Die Kaiserkrönung des Jahres 800 war auch heilsgeschichtlich bedeutsam, da Endzeiterwartungen verbreitet waren, die mit dem römischen Reichsgedanken verbunden waren. In einer Zeit, in der das Religiöse ganz entscheidend das Denken bestimmte, erhielt die Kaiserkrönung eine eschatologische Komponente.
Karl unterhielt weitreichende auswärtige Beziehungen, die von England bis in den östlichen Mittelmeerraum reichten.
Das angelsächsische England war in mehrere konkurrierende Reiche geteilt, zu denen die Franken traditionell gute Beziehungen unterhielten. Karl stand unter anderem im Kontakt mit dem mächtigen König Offa von Mercien, der zeitweise die Vorherrschaft in England errang. Der spätere König Egbert von Wessex hielt sich einige Zeit an Karls Hof auf. Sogar die schottischen Herrscher haben Oberherrschaft anerkannt.
Im Osten und nach der Eroberung Sachsens auch im Nordosten grenzte das Frankenreich an das Gebiet der Slawen. Diese bildeten keine geschlossene Einheit, sondern waren in Einzelstämme zersplittert. Da waren die Abodriten, Wilzen, Sorben und Böhmen. Zu Beginn der 780er Jahre sind slawische Angriffe auf fränkisches Gebiet belegt, so etwa ein sorbischer Einfall im Jahr 782. In der Folgezeit kam es immer wieder zu einzelnen fränkischen Feldzügen in slawisches Stammesgebiet. Hervorzuheben ist die größere fränkische Offensive unter Karls Befehl im Jahr 789, die sich gegen die Wilzen unter Dragowit jenseits der Elbe richtete, wobei Dragowits Hauptburg belagert wurde und er sich schließlich unterwerfen musste. Andererseits fungierten einzelne slawische Stämme auch als fränkische Verbündete; die wichtigsten waren die Abodriten. 808 griffen die Wilzen im Bündnis mit den Dänen die Abodriten und den Osten Sachsens an, wurden aber 812 geschlagen. In diesem Bereich erstrebte Karl keine territoriale Expansion, sondern wollte nur die Reichsgrenze sichern und die angrenzenden Herrschaftsräume befrieden. Zum Zweck der Grenzsicherung wollte er eine formale Unterwerfung der Slawen und lockere Abhängigkeiten der betreffenden Stammesgebiete erreichen, ähnlich wie es Römer und Byzantiner an den Grenzen ihrer Reiche anstrebten.

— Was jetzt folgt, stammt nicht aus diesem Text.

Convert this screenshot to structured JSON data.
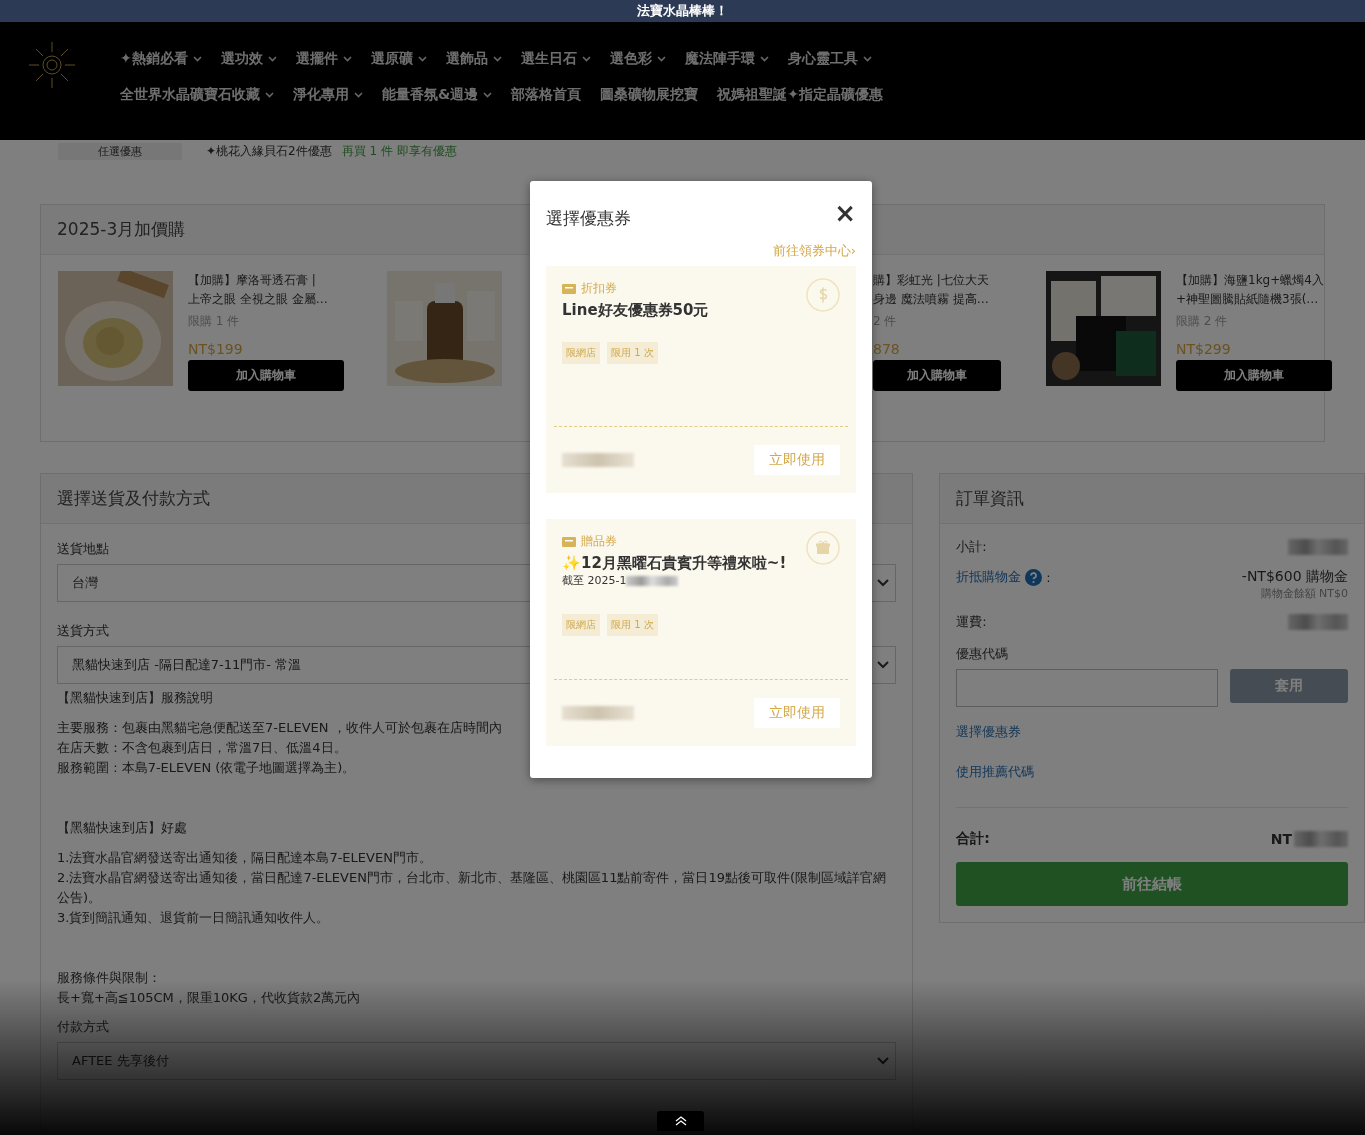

804 wurde die von der sächsischen Bevölkerung geräumte Region nördlich der Elbe den Abodriten zugewiesen. Sie war bald darauf von Angriffen der Dänen betroffen, die in den Jahren 782 und 798 Gesandtschaften zu den Franken entsandt hatten. Unter Gudfred unternahmen die Dänen 804 und 808 per Schiff Vorstöße im nördlichen Grenzraum, 810 überfiel eine große Flotte die friesische Küste. Die Franken sahen sich gezwungen, den Grenzschutz in diesem Gebiet wieder selbst zu übernehmen. Diesem Zweck diente die von Karl angeordnete Errichtung der Burg Esesfeld. 811 und 813 wurden Friedensverträge mit den Dänen geschlossen.

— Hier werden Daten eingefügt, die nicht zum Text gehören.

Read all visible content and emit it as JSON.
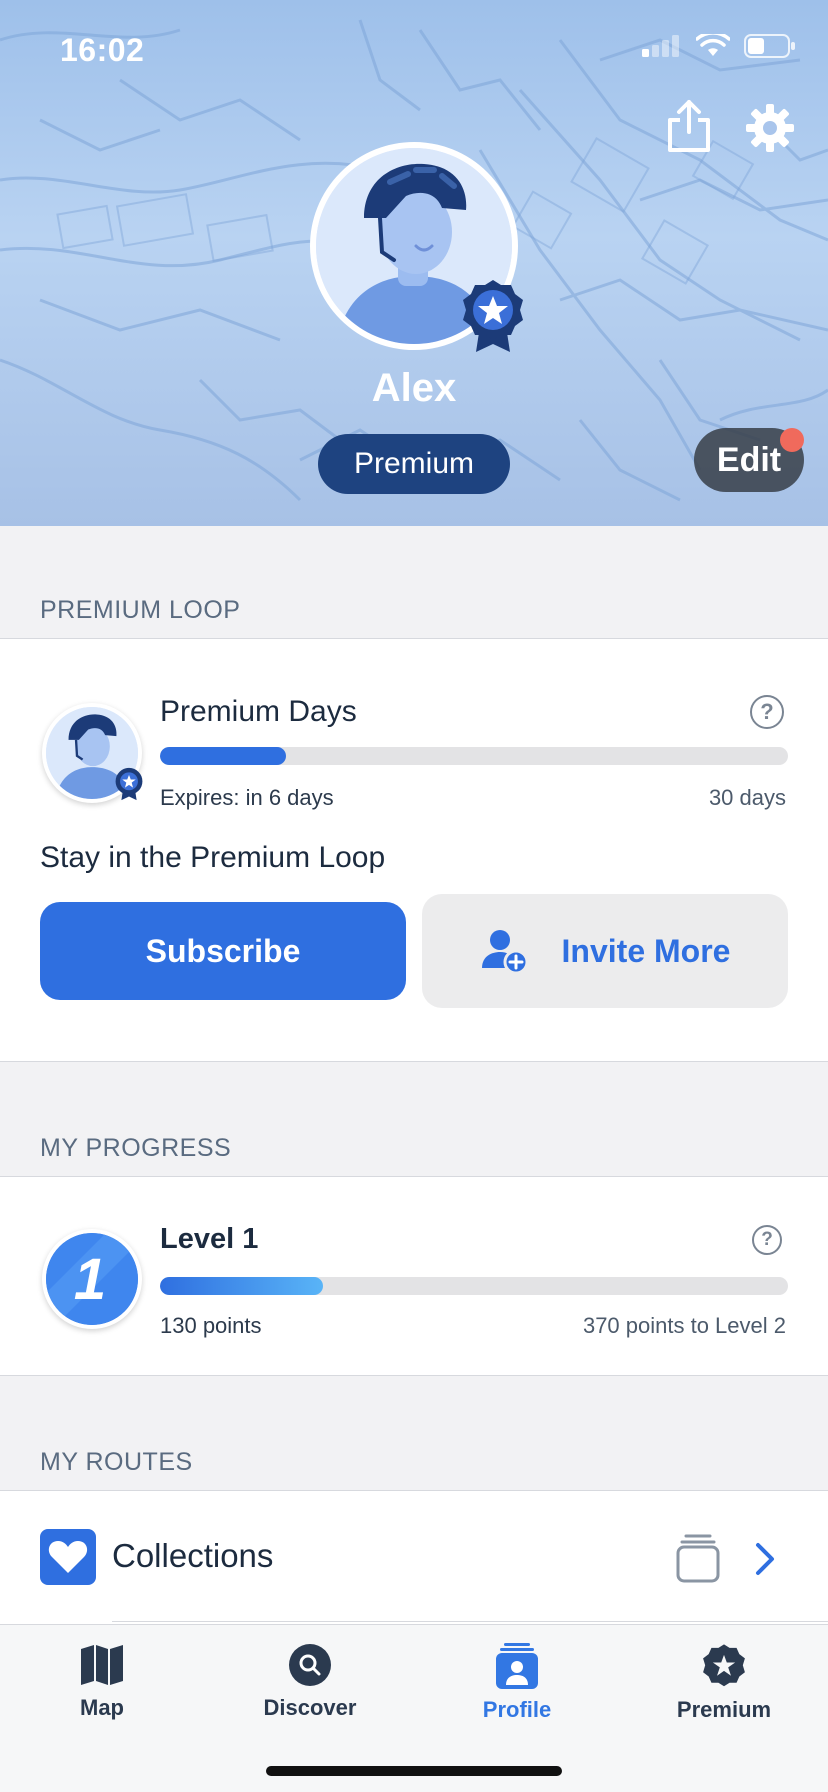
{
  "status_bar": {
    "time": "16:02"
  },
  "profile": {
    "name": "Alex",
    "tier_badge": "Premium",
    "edit_label": "Edit"
  },
  "premium_loop": {
    "section_title": "PREMIUM LOOP",
    "title": "Premium Days",
    "expires": "Expires: in 6 days",
    "total": "30 days",
    "progress": 0.2,
    "promo": "Stay in the Premium Loop",
    "subscribe_label": "Subscribe",
    "invite_label": "Invite More"
  },
  "progress": {
    "section_title": "MY PROGRESS",
    "level_title": "Level 1",
    "level_number": "1",
    "points": "130 points",
    "remaining": "370 points to Level 2",
    "progress": 0.26
  },
  "routes": {
    "section_title": "MY ROUTES",
    "collections_label": "Collections"
  },
  "tabs": [
    {
      "label": "Map",
      "icon": "map-icon",
      "active": false
    },
    {
      "label": "Discover",
      "icon": "search-icon",
      "active": false
    },
    {
      "label": "Profile",
      "icon": "profile-icon",
      "active": true
    },
    {
      "label": "Premium",
      "icon": "premium-icon",
      "active": false
    }
  ],
  "colors": {
    "accent": "#2f6fe0",
    "premium_pill": "#1e4380",
    "header_bg": "#b3cdf0"
  }
}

Zum Kalifat unterhielt das Frankenreich seit der Zeit König Pippins lockere Kontakte. Ein Aspekt war dabei der Wunsch der fränkischen Herrscher, den Zugang christlicher Pilger zu den heiligen Stätten zu sichern. 797 nahm Karl Kontakt mit Harun ar-Raschid auf, dem Kalifen von Bagdad aus dem Geschlecht der Abbasiden. Einhard gibt den Namen des Kalifen korrekt als Aaron wieder und betont, er beherrsche den gesamten Osten außer Indien. Harun ar-Raschid beherrschte tatsächlich ein gewaltiges Gebiet, das sich von Nordafrika über den Nahen Osten bis nach Zentralasien erstreckte. Der Kalif schenkte Karl einen asiatischen Elefanten, den der jüdische Fernhändler Isaak 801 ins Frankenreich brachte. Die Pilgerfahrten und der Schutz der Christen im Kalifat waren Gegenstand der Verhandlungen. 802 wurde eine zweite fränkische Gesandtschaft nach Bagdad entsandt. Diesmal war Karls Selbstverständnis als Kaiser und Schutzherr der christlichen Heiligtümer wie in Jerusalem entscheidend. Es folgte 807 eine Gegengesandtschaft aus dem Kalifat, die Karl reiche Geschenke brachte. Das Verhältnis des Kaisers zum Kalifen war gut. Nach dem Tod des Kalifen verschlechterte sich jedoch die Lage der Christen im Kalifat und die Beziehungen zwischen beiden Reichen ebbten ab.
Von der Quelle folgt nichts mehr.